Dann setzte ich mich und Chris nahm seinen Platz auf dem Podest ein. Er dirigierte ohne Partitur, das Umblättern sei ein Hindernis für ihn, hatte er einmal gesagt. Er blickte mich an, und ich nickte. Er hob den Kopf, schob seinen Unterkiefer etwas nach vorne und hob den Stock auf Schulterhöhe. Elegantes Hinuntergleiten – und – eins, zwei, eins, zwei – alla breve, jetzt ging’s los!

Allegro con brio – das Thema zuerst piano in den Streichern, dann wird es von den Bläsern weitergetragen, so sacht und doch so bestimmt. In diesem Moment liebte ich Beethoven über alles. Solch ein Werk zu erschaffen – so und nicht anders –, es war einfach herrlich.

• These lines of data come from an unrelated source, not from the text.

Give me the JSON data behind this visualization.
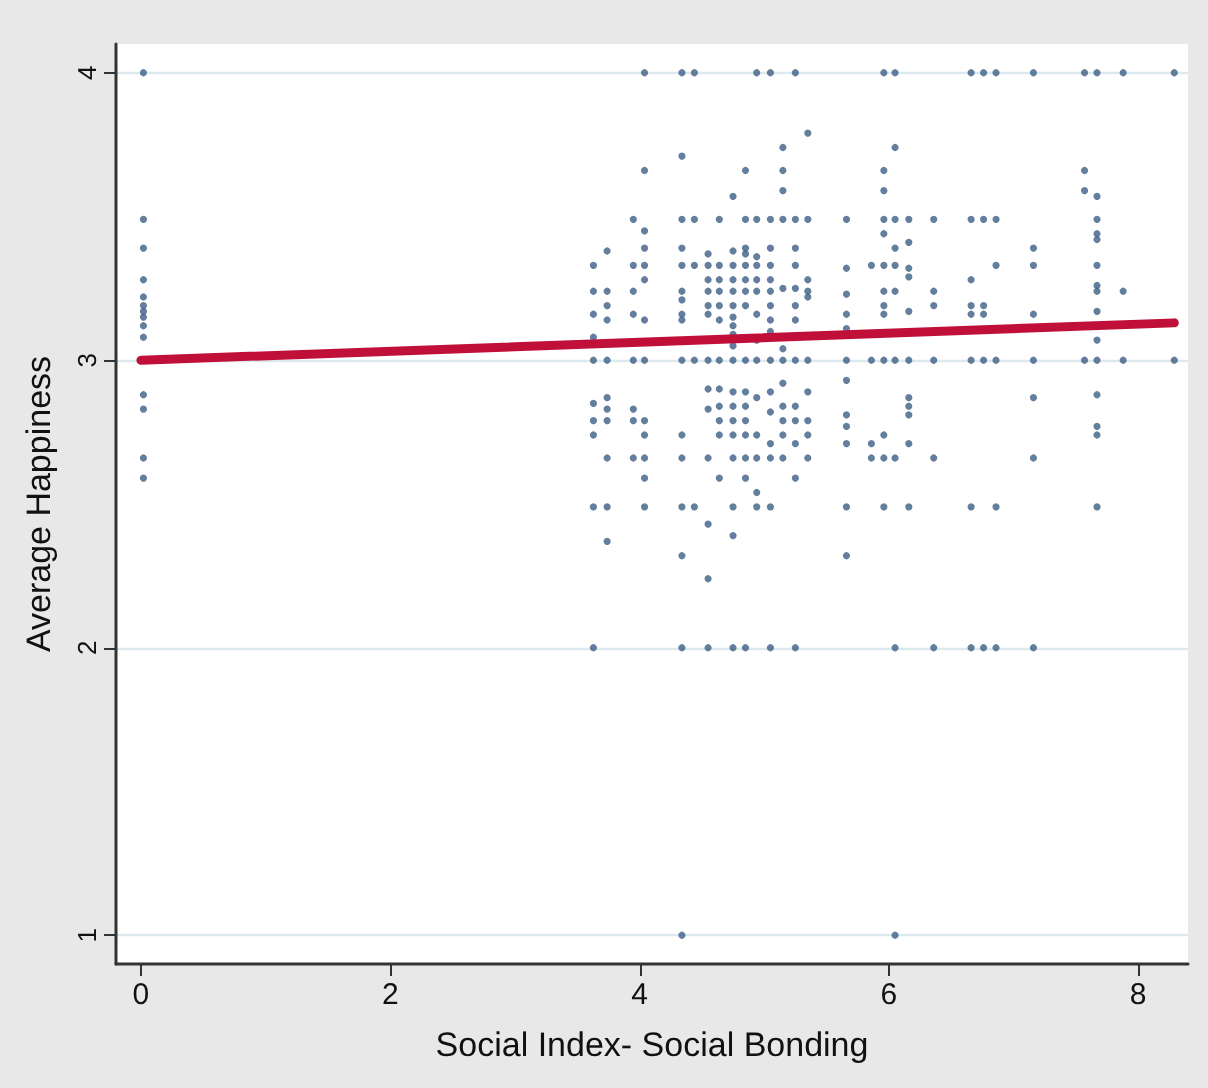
{
  "chart_data": {
    "type": "scatter",
    "xlabel": "Social Index- Social Bonding",
    "ylabel": "Average Happiness",
    "xlim": [
      -0.2,
      8.4
    ],
    "xticks": [
      0,
      2,
      4,
      6,
      8
    ],
    "ylim": [
      0.9,
      4.1
    ],
    "yticks": [
      1,
      2,
      3,
      4
    ],
    "grid": "y",
    "marker": "circle",
    "series": [
      {
        "color": "#3d5f85",
        "x": [
          0.02,
          0.02,
          0.02,
          0.02,
          0.02,
          0.02,
          0.02,
          0.02,
          0.02,
          0.02,
          0.02,
          0.02,
          0.02,
          0.02,
          3.63,
          3.63,
          3.63,
          3.63,
          3.63,
          3.63,
          3.63,
          3.63,
          3.63,
          3.63,
          3.74,
          3.74,
          3.74,
          3.74,
          3.74,
          3.74,
          3.74,
          3.74,
          3.74,
          3.74,
          3.74,
          3.95,
          3.95,
          3.95,
          3.95,
          3.95,
          3.95,
          3.95,
          3.95,
          4.04,
          4.04,
          4.04,
          4.04,
          4.04,
          4.04,
          4.04,
          4.04,
          4.04,
          4.04,
          4.04,
          4.04,
          4.04,
          4.34,
          4.34,
          4.34,
          4.34,
          4.34,
          4.34,
          4.34,
          4.34,
          4.34,
          4.34,
          4.34,
          4.34,
          4.34,
          4.34,
          4.34,
          4.34,
          4.44,
          4.44,
          4.44,
          4.44,
          4.44,
          4.55,
          4.55,
          4.55,
          4.55,
          4.55,
          4.55,
          4.55,
          4.55,
          4.55,
          4.55,
          4.55,
          4.55,
          4.55,
          4.64,
          4.64,
          4.64,
          4.64,
          4.64,
          4.64,
          4.64,
          4.64,
          4.64,
          4.64,
          4.64,
          4.64,
          4.75,
          4.75,
          4.75,
          4.75,
          4.75,
          4.75,
          4.75,
          4.75,
          4.75,
          4.75,
          4.75,
          4.75,
          4.75,
          4.75,
          4.75,
          4.75,
          4.75,
          4.75,
          4.75,
          4.85,
          4.85,
          4.85,
          4.85,
          4.85,
          4.85,
          4.85,
          4.85,
          4.85,
          4.85,
          4.85,
          4.85,
          4.85,
          4.85,
          4.85,
          4.85,
          4.94,
          4.94,
          4.94,
          4.94,
          4.94,
          4.94,
          4.94,
          4.94,
          4.94,
          4.94,
          4.94,
          4.94,
          4.94,
          4.94,
          5.05,
          5.05,
          5.05,
          5.05,
          5.05,
          5.05,
          5.05,
          5.05,
          5.05,
          5.05,
          5.05,
          5.05,
          5.05,
          5.05,
          5.05,
          5.05,
          5.15,
          5.15,
          5.15,
          5.15,
          5.15,
          5.15,
          5.15,
          5.15,
          5.15,
          5.15,
          5.15,
          5.15,
          5.25,
          5.25,
          5.25,
          5.25,
          5.25,
          5.25,
          5.25,
          5.25,
          5.25,
          5.25,
          5.25,
          5.25,
          5.25,
          5.35,
          5.35,
          5.35,
          5.35,
          5.35,
          5.35,
          5.35,
          5.35,
          5.35,
          5.35,
          5.66,
          5.66,
          5.66,
          5.66,
          5.66,
          5.66,
          5.66,
          5.66,
          5.66,
          5.66,
          5.66,
          5.66,
          5.86,
          5.86,
          5.86,
          5.86,
          5.96,
          5.96,
          5.96,
          5.96,
          5.96,
          5.96,
          5.96,
          5.96,
          5.96,
          5.96,
          5.96,
          5.96,
          5.96,
          6.05,
          6.05,
          6.05,
          6.05,
          6.05,
          6.05,
          6.05,
          6.05,
          6.05,
          6.05,
          6.16,
          6.16,
          6.16,
          6.16,
          6.16,
          6.16,
          6.16,
          6.16,
          6.16,
          6.16,
          6.16,
          6.36,
          6.36,
          6.36,
          6.36,
          6.36,
          6.36,
          6.66,
          6.66,
          6.66,
          6.66,
          6.66,
          6.66,
          6.66,
          6.66,
          6.76,
          6.76,
          6.76,
          6.76,
          6.76,
          6.76,
          6.86,
          6.86,
          6.86,
          6.86,
          6.86,
          6.86,
          7.16,
          7.16,
          7.16,
          7.16,
          7.16,
          7.16,
          7.16,
          7.16,
          7.57,
          7.57,
          7.57,
          7.57,
          7.67,
          7.67,
          7.67,
          7.67,
          7.67,
          7.67,
          7.67,
          7.67,
          7.67,
          7.67,
          7.67,
          7.67,
          7.67,
          7.67,
          7.67,
          7.88,
          7.88,
          7.88,
          8.29,
          8.29
        ],
        "values": [
          4,
          3.49,
          3.39,
          3.28,
          3.22,
          3.19,
          3.17,
          3.15,
          3.12,
          3.08,
          2.88,
          2.83,
          2.66,
          2.59,
          3.33,
          3.24,
          3.16,
          3.08,
          3,
          2.85,
          2.79,
          2.74,
          2.49,
          2,
          3.38,
          3.24,
          3.19,
          3.14,
          3,
          2.87,
          2.83,
          2.79,
          2.66,
          2.49,
          2.37,
          3.49,
          3.33,
          3.24,
          3.16,
          3,
          2.83,
          2.79,
          2.66,
          4,
          3.66,
          3.45,
          3.39,
          3.33,
          3.28,
          3.14,
          3,
          2.79,
          2.74,
          2.66,
          2.59,
          2.49,
          4,
          3.71,
          3.49,
          3.39,
          3.33,
          3.24,
          3.21,
          3.16,
          3.14,
          3,
          2.74,
          2.66,
          2.49,
          2.32,
          2,
          1,
          4,
          3.49,
          3.33,
          3,
          2.49,
          3.37,
          3.33,
          3.28,
          3.24,
          3.19,
          3.16,
          3,
          2.9,
          2.83,
          2.66,
          2.43,
          2.24,
          2,
          3.49,
          3.33,
          3.28,
          3.24,
          3.19,
          3.14,
          3,
          2.9,
          2.84,
          2.79,
          2.74,
          2.59,
          3.57,
          3.38,
          3.33,
          3.28,
          3.24,
          3.19,
          3.15,
          3.12,
          3.09,
          3.05,
          3,
          2.89,
          2.84,
          2.79,
          2.74,
          2.66,
          2.49,
          2.39,
          2,
          3.66,
          3.49,
          3.39,
          3.37,
          3.33,
          3.28,
          3.24,
          3.19,
          3,
          2.89,
          2.84,
          2.79,
          2.74,
          2.66,
          2.59,
          2,
          4,
          3.49,
          3.36,
          3.33,
          3.28,
          3.24,
          3.16,
          3.07,
          3,
          2.87,
          2.74,
          2.66,
          2.54,
          2.49,
          4,
          3.49,
          3.39,
          3.33,
          3.28,
          3.24,
          3.19,
          3.14,
          3.1,
          3,
          2.89,
          2.82,
          2.71,
          2.66,
          2.49,
          2,
          3.74,
          3.66,
          3.59,
          3.49,
          3.25,
          3.04,
          3,
          2.92,
          2.84,
          2.79,
          2.74,
          2.66,
          4,
          3.49,
          3.39,
          3.33,
          3.25,
          3.19,
          3.14,
          3,
          2.84,
          2.79,
          2.71,
          2.59,
          2,
          3.79,
          3.49,
          3.28,
          3.24,
          3.22,
          3,
          2.89,
          2.79,
          2.74,
          2.66,
          3.49,
          3.32,
          3.23,
          3.16,
          3.11,
          3,
          2.93,
          2.81,
          2.77,
          2.71,
          2.49,
          2.32,
          3.33,
          3,
          2.71,
          2.66,
          4,
          3.66,
          3.59,
          3.49,
          3.44,
          3.33,
          3.24,
          3.19,
          3.16,
          3,
          2.74,
          2.66,
          2.49,
          4,
          3.74,
          3.49,
          3.39,
          3.33,
          3.24,
          3,
          2.66,
          2,
          1,
          3.49,
          3.41,
          3.32,
          3.29,
          3.17,
          3,
          2.87,
          2.84,
          2.81,
          2.71,
          2.49,
          3.49,
          3.24,
          3.19,
          3,
          2.66,
          2,
          4,
          3.49,
          3.28,
          3.19,
          3.16,
          3,
          2.49,
          2,
          4,
          3.49,
          3.19,
          3.16,
          3,
          2,
          4,
          3.49,
          3.33,
          3,
          2.49,
          2,
          4,
          3.39,
          3.33,
          3.16,
          3,
          2.87,
          2.66,
          2,
          4,
          3.66,
          3.59,
          3,
          4,
          3.57,
          3.49,
          3.44,
          3.42,
          3.33,
          3.26,
          3.24,
          3.17,
          3.07,
          3,
          2.88,
          2.77,
          2.74,
          2.49,
          4,
          3.24,
          3,
          4,
          3
        ]
      },
      {
        "type": "line",
        "color": "#c0103a",
        "marker": "none",
        "x": [
          0,
          8.29
        ],
        "values": [
          3.0,
          3.13
        ]
      }
    ]
  }
}
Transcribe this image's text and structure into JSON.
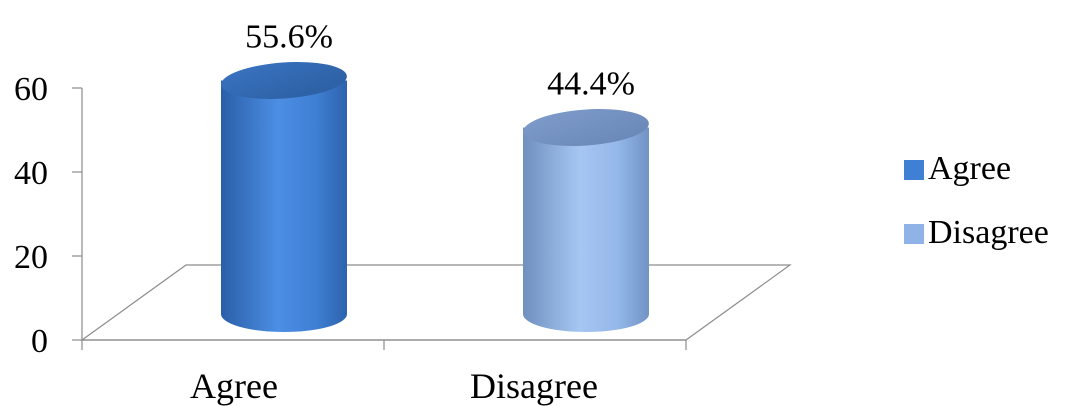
{
  "chart_data": {
    "type": "bar",
    "categories": [
      "Agree",
      "Disagree"
    ],
    "values": [
      55.6,
      44.4
    ],
    "data_labels": [
      "55.6%",
      "44.4%"
    ],
    "title": "",
    "xlabel": "",
    "ylabel": "",
    "ylim": [
      0,
      60
    ],
    "yticks": [
      "0",
      "20",
      "40",
      "60"
    ],
    "grid": false,
    "style": "3d-cylinder",
    "legend": {
      "placement": "right",
      "entries": [
        "Agree",
        "Disagree"
      ]
    },
    "colors": {
      "agree": "#3f7fd4",
      "disagree": "#8fb3e6"
    }
  }
}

Ich badete im wohltuenden Klang des Orchesters und ließ mich wegtreiben, weit weg, den Kopf nach oben, meinen Blick an der Kuppel des Konzertsaals verweilend. Angenehme Wellen kräuselten sich um mich herum, schlugen sanft an meinen Körper, manchmal deckten sie mich auch zu – und ich trieb – ganze hundertelf Takte lang. Dann setzte ich mich in aufrechte Haltung, blickte noch einmal zu Chris. Fortissimo ließ er das Orchester die beiden letzten Akkorde der Exposition in den Saal donnern und warf dann den Kopf nach hinten. Kein Blick zu mir, er wartete auf meinen Einsatz.

Ich legte los. Sechzehntelslauf aufs eingestrichene C. Sforzando. Kurze Pause. Neuer Lauf, diesmal aufs zweigestrichene C. Und noch einmal, noch eine Oktave höher und dann forte, das Thema beidhändig in den Oktaven. Vielleicht spielte ich zu grob, aber in dem Moment gab es für mich nur diese eine Lösung. Hart und bestimmt, genauso wie Chris es mit dem Orchester vorgemacht hatte. Beethoven hätte es geliebt!

Ich blickte kurz hoch zu Chris. Er stand immer noch wie vorher, die Augen geschlossen und den Mund ganz leicht geöffnet. Ich wusste, dass er jetzt ganz leise mitsang.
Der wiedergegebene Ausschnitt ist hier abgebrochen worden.